They are back with a ‘vengeance’

Uplifting mood: Wuhan residents venturing out to a retail street after the end of the lockdown. — AP

After being stuck at home for months, the Chinese are letting loose, especially on shopping and eating.

FRIED chicken, hotpot, ice tea, fruits platter, braised duck, an assortment of grill meat and vegetables – these are among the food ordered by a woman just for lunch recently.

She ordered food delivery from 15 restaurants for herself and her brother in east China’s Zhejiang province.

Another man took a video clip of himself gobbling down a hot dog, a bowl of noodle, beef steak, some dumplings and fish balls in just one sitting.

It is the post-Covid-19 era. And it is payback time for many Chinese to satisfy their cravings for all types of food after the long “Covid-19 confinement”.

The Chinese called such psychological behaviour “vengeance spending”, a term to describe the attitude of consumers who are making more purchases than they usually do.

This happens when they suppress their urges for something for a long time.

Spending could help blow away their gloomy feelings and negative thoughts brought about by the pandemic.

And who says money cannot buy happiness – or does it?

In Yiwu city, a 20-year-old woman was rushed to hospital for diarrhoea, vomiting, stomach pain and fever. She was diagnosed with acute gastroenteritis, caused by excessive eating.

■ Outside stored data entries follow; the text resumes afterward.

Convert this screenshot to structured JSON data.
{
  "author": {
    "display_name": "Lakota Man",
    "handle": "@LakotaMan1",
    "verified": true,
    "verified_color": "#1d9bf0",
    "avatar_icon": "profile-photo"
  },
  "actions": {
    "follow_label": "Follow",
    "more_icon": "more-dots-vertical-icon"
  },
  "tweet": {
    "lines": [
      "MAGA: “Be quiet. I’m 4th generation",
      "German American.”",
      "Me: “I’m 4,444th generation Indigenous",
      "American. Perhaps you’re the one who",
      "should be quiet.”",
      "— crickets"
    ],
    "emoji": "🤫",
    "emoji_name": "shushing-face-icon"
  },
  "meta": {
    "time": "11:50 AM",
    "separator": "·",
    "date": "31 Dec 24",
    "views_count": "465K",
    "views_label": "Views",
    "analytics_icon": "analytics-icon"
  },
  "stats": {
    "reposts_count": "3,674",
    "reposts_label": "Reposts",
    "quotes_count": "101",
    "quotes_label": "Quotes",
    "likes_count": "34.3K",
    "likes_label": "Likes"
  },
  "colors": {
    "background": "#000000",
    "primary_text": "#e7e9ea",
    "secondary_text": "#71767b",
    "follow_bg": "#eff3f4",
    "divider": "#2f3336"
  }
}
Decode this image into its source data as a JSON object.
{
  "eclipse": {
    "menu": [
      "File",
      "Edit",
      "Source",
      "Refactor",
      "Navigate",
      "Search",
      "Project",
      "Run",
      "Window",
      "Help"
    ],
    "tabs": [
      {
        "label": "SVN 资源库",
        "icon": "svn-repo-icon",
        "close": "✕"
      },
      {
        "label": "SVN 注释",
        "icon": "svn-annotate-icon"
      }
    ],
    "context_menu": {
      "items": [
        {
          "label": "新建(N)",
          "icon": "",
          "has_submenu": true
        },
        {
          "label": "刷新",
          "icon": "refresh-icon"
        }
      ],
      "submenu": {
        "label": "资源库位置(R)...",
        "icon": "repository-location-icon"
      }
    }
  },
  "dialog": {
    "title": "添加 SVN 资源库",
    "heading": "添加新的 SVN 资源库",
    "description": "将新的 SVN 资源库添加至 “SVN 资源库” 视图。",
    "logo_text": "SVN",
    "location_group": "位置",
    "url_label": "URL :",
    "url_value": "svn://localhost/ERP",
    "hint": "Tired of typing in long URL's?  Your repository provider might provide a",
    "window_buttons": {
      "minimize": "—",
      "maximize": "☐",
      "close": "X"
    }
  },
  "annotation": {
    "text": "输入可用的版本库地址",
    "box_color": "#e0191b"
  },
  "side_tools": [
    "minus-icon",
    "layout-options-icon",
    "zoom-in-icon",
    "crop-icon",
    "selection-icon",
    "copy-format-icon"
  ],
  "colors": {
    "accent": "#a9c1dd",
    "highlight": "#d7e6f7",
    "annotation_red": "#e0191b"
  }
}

A private hospital in Zhejiang province told the local media that there was a surge in patients with similar illnesses recently.

“Our emergency department attended to dozens of such patients in three days, ” said a doctor identified as Yang.

“After a long time of eating healthy home-cooked food or fewer meals, their stomachs could not take in heavy stuff, ” he said.

At Weifang city of Shangdong province, a restaurateur revealed that a customer had placed a delivery order for everything on the menu when his shaokao (barbecue) shop reopened for business.

“We have over 50 types of grill stick on the menu and he ordered all of them, ” he said, adding that the bill came up to more than 1,200 yuan (RM740).

At another shop in the northeastern Shenyang province, all the dishes were sold out in four hours.

The Chinese have been leading a “boring” life for two months and it is now time to let “loose”.

They still have new Chinese New Year clothes that they have not worn, the unspent money reserved for said festivity and plenty of catching up to do with friends that they had not met for a while.

Humans are social animals and after being isolated for a long period, they are desperate to go out and binge on everything.

It is the beginning of spring and I went for a picnic at the park last weekend.

It was quite a sight to see a big crowd as I thought only my friends and I were the very few brave souls who roamed around even when the outbreak was at its peak.

There were hundreds of people, some gathering in groups, at the park.

“Wear your mask, do not stay too close to each other, ” the park workers shouted.

Such a reminder was also being played from a radio speaker from the park vehicles making their rounds in the area.

During the Qing Ming break (Chinese Tomb Sweeping Day or known as Cheng Beng in Malaysia), locals had flocked to tourist attractions.

According to the China Tourism Academy, the number of tourists this festival was 61%, lower than last year.

Even so, the number was still stunning. More than 43 million people went out for a short holiday across China.

The Covid-19 outbreak has resulted in some big brands and chain outlets scaling down their businesses and some retailers are hoping that revenge spending could somehow revive the economy.

A netizen proudly showed her online shopping records, which stated that she has 99 purchases awaiting to be sent out while 60 others were making their way to her home.

Shoppers are back at the malls, queuing outside branded stores and carrying bags of purchases.

However, medical experts have warned the public to remain alert to avoid a second wave outbreak after Wuhan reopened on April 8.

This means tens of millions of people will be on the road, travelling back to their homes or workplaces.

The first day has recorded more than 70,000 people leaving the city to various destinations across the country.

The government has restricted the number of people from Wuhan to enter the capital to around 1,000 per day.

Wuhan is the epicentre of the outbreak with over 50,000 confirmed cases and 2,500 deaths. It was placed under a lockdown on Jan 27.